Quand une petite erreur confond les chômeurs

Vendredi, de nombreux chômeurs ont probablement été déçus d'apprendre que le chômage avait baissé dans leur région. Ils ont probablement été déçus de constater que Statistique Canada avait corrigé son erreur par une création d'emplois beaucoup plus forte que prévu.

Pardon? Eh bien oui, ainsi fonctionne le mécanisme de l'assurance-emploi. Pour certains chômeurs, un taux de chômage régional plus faible signifie paradoxalement la perte de plusieurs centaines de dollars de prestations. Il est même possible que la durée de leurs versements hebdomadaires diminue avec la baisse du chômage.

Comment cette logique est-elle possible? Comment une création d'emplois plus forte peut-elle faire diminuer les prestations? Voyons voir.

D'abord, j'exagère quand je parle de chômeurs déçus, bien sûr, mais l'erreur de Statistique Canada nous fait prendre conscience de l'impact d'un mauvais calcul, des particularités de l'assurance-emploi et de la complexité du système.

Pour commencer, il faut savoir que les chômeurs ne sont pas tous uniformément admissibles à l'assurance-emploi. Pour tenir compte des disparités régionales sur le marché de l'emploi, le programme accorde des prestations différentes aux chômeurs selon les régions.

Ainsi, pour les régions où le chômage dépasse 16%, comme en Gaspésie, les chômeurs peuvent obtenir des prestations dès qu'ils ont accumulé 420 heures de travail au cours des 52 semaines de référence. Ces 420 heures correspondent à environ 10,5 semaines de travail à temps plein.

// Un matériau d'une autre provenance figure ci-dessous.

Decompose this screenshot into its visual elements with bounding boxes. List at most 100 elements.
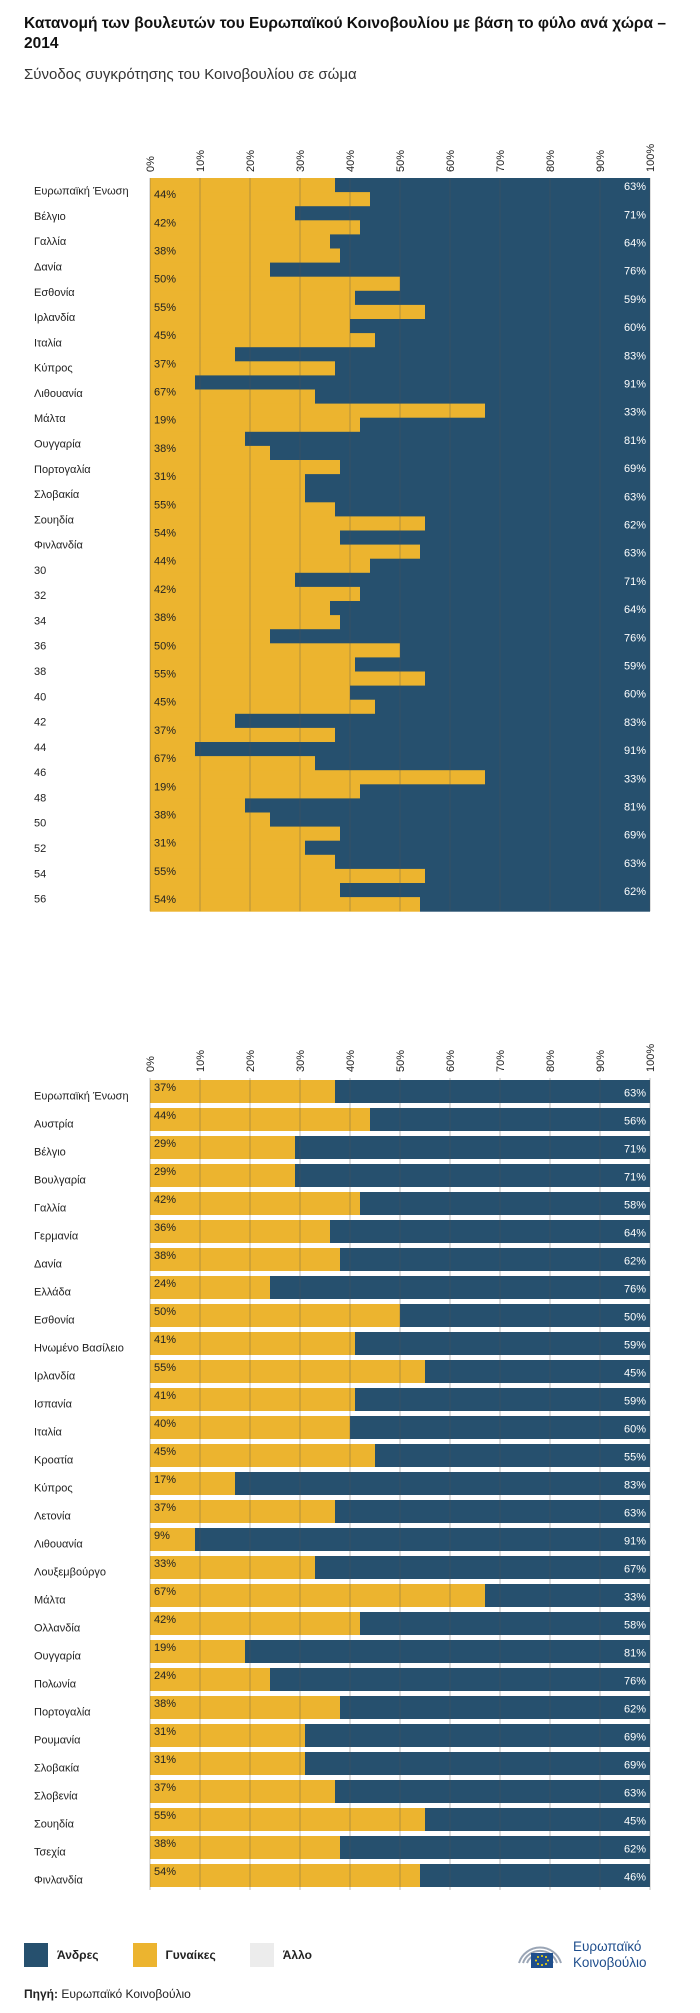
logo-line-2: Κοινοβούλιο: [573, 1955, 647, 1970]
chart-title: Κατανομή των βουλευτών του Ευρωπαϊκού Κο…: [24, 15, 666, 52]
top-women-bar: [150, 431, 245, 447]
top-men-bar: [335, 178, 650, 193]
bottom-category-label: Ελλάδα: [34, 1287, 72, 1299]
bottom-women-data-label: 41%: [154, 1390, 176, 1402]
top-women-bar: [150, 460, 340, 475]
bottom-men-bar: [335, 1080, 650, 1103]
top-men-bar: [425, 868, 650, 884]
bottom-tick-label: 30%: [295, 1050, 307, 1072]
top-women-data-label: 38%: [154, 246, 176, 258]
top-row-label: Λιθουανία: [34, 388, 83, 400]
top-women-data-label: 31%: [154, 471, 176, 483]
bottom-category-label: Γερμανία: [34, 1231, 79, 1243]
top-men-bar: [375, 333, 650, 348]
bottom-men-bar: [335, 1780, 650, 1803]
bottom-men-bar: [195, 1528, 650, 1551]
bottom-men-bar: [235, 1472, 650, 1495]
top-women-data-label: 42%: [154, 217, 176, 229]
top-women-bar: [150, 417, 360, 433]
top-row-label: 44: [34, 742, 46, 754]
top-women-bar: [150, 248, 340, 264]
top-tick-label: 100%: [645, 144, 657, 172]
bottom-men-bar: [370, 1108, 650, 1131]
bottom-category-label: Φινλανδία: [34, 1875, 83, 1887]
top-row-label: 36: [34, 641, 46, 653]
bottom-category-label: Λουξεμβούργο: [34, 1567, 106, 1579]
bottom-men-bar: [340, 1696, 650, 1719]
bottom-category-label: Λετονία: [34, 1511, 72, 1523]
bottom-men-data-label: 58%: [624, 1620, 646, 1632]
top-men-data-label: 59%: [624, 294, 646, 306]
bottom-category-label: Βουλγαρία: [34, 1175, 87, 1187]
top-row-label: Σλοβακία: [34, 489, 80, 501]
top-men-data-label: 76%: [624, 632, 646, 644]
bottom-men-data-label: 58%: [624, 1200, 646, 1212]
top-women-data-label: 55%: [154, 302, 176, 314]
top-men-bar: [425, 516, 650, 531]
bottom-women-bar: [150, 1248, 340, 1271]
top-row-label: Πορτογαλία: [34, 464, 91, 476]
top-women-data-label: 55%: [154, 866, 176, 878]
bottom-men-bar: [315, 1556, 650, 1579]
top-women-bar: [150, 234, 330, 249]
top-men-data-label: 83%: [624, 350, 646, 362]
top-women-data-label: 44%: [154, 556, 176, 568]
top-tick-label: 10%: [195, 150, 207, 172]
logo-line-1: Ευρωπαϊκό: [573, 1939, 642, 1954]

Le nombre d'heures accumulées pour être admissible varie directement avec le taux de chômage d'une région. Pour une région dont le chômage est de 10,5%, par exemple, le nombre d'heures requis est de 525 (13 semaines à temps plein). Et pour celles dont le taux de chômage est de moins de 6%, comme à Québec, les travailleurs qui perdent leur emploi doivent avoir travaillé un minimum de 700 heures (17,5 semaines à temps plein) pour être admissibles.

Ce n'est pas tout. Non seulement faut-il travailler beaucoup plus d'heures à Québec qu'en Gaspésie pour avoir droit aux prestations, mais encore le nombre de semaines de versements est plus petit. Ainsi, le chômeur qui a accumulé 700 heures dans son année à Québec peut recevoir des prestations durant 14 semaines, comparativement à 36 semaines pour le Gaspésien dans la même situation.

Le taux de chômage régional influe aussi sur le montant des prestations. Pour reprendre l'exemple, le programme accorde aux chômeurs de Québec des prestations basées sur la moyenne des 22 meilleures semaines de salaire de leur dernière année. En Gaspésie, le calcul est plutôt basé sur 14 semaines.

Ainsi, un chômeur de Québec qui a travaillé un total de 700 heures à temps plein (40 heures) aura dans les faits travaillé 17,5 semaines. Comme le calcul de ses prestations est basé sur la moyenne de 22 semaines de travail, il verra ses prestations hebdomadaires réduites par les 4,5 semaines où il n'a eu aucun revenu.

La mécanique est complexe, c'est clair. Tout pris en compte, pour un travailleur de Québec à temps plein qui gagne 20$ l'heure pendant 700 heures, les prestations seront de 350$ par semaine (55% de 636$), comparativement à 440$ pour le Gaspésien (55% de 800$).

Cette différence est fort importante, mais elle se justifie par les très grandes disparités dans les marchés de l'emploi des deux régions. En Gaspésie, la création d'emplois est anémique, tandis qu'à Québec, c'est pratiquement le plein emploi depuis plusieurs années. Certains diront que le programme d'assurance-emploi, tel qu'il est conçu, encourage les chômeurs de certaines régions à perpétuer leur statut de chômeurs. Certes, ils ont raison dans certains cas: le programme a des effets pervers. Néanmoins, dans bien des régions, le travail est une manne saisonnière, qui varie au gré du tourisme et de la pêche, ce qui justifie les ajustements régionaux du programme.

Précisons qu'au fil des réformes, de moins en moins de chômeurs sont admissibles aux prestations. Aux dernières nouvelles, à peine 40% des chômeurs y avaient droit, contre environ 85% il y a 25 ans. Les travailleurs à temps partiel, comme les mères de famille, entre autres, ne sont pas protégés par le programme, ne pouvant accumuler suffisamment d'heures.

Bref, en corrigeant vendredi la création d'emplois du mois de juillet à la hausse - de 200 à 41 500 au Canada -, Statistique Canada a probablement privé certains chômeurs de revenus non négligeables, en quelque sorte. Pour l'instant, il n'est pas possible de chiffrer cet impact, mais l'erreur permet de mettre en lumière la complexité du système.